Savcılık, Gezi’nin değil, hükümetin ortadan kaldırılmasını amaçlayanların suç işlemiş olduğunu söylüyor.
Hükümeti ortadan kaldırmaya çalışmak elbette suç. Ama bunun nasıl yapıldığının kanıtlanması gerekmez mi?
***
Peki bu kadar ciddi bir suçlamanın içi, yorum yoluyla sonuç elde edilen iki üç konuşmayla, eşzamanlı Gezi Parkı’na gitmekle doldurulabilir mi?
O dönem yapılan dinlemelerin bir bölümü “yasak delil” niteliğindeyse neden bir bölümü yasal. Kriter kime ve neye göre belirleniyor?
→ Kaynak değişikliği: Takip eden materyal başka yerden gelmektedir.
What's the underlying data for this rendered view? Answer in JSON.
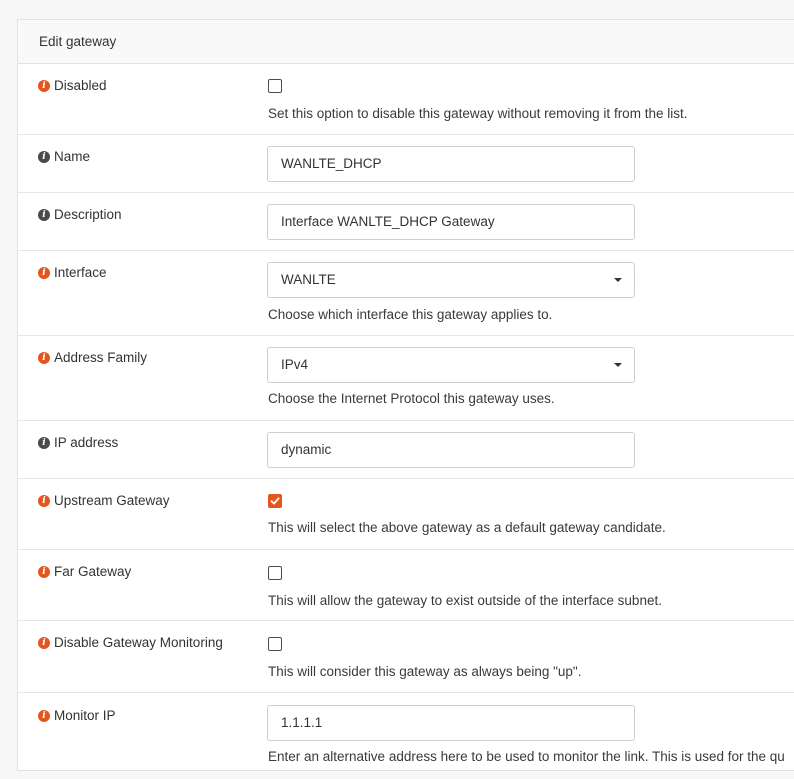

Barım dosyasında menajer-oyuncu bağı dışında bir organizasyon şeması, çıkara dayalı birliktelik, mühimmat, planlama var mı? “Hep beraber gidelim” dediği varsayılsa bile aranan kriterleri karşılar mı?
***
Büyük bir kalabalık, “Onu tutuklayın, bunu çürütün” diye durmadan bağırıyor.
Kanıt önemli değil, hukuk önemli değil!
Tanıkların beyanı bile önemli değil!
Mesele iktidarsa, hiçbir iktidar biçimi, hiçbir insan hayatından önemli değil.
Mesele hukuksa, gerçekten hukuk üzerinden konuşmak gerekiyor.
Hangi hukuk?
Çarşı davası hukuku mu, Kavala dosyası hukuku mu, Barım dosyası hukuku mu?
Doğru okuduğunuzda yapılan tercihin, bütün bir ülkeyi ilgilendirdiğini de görürsünüz.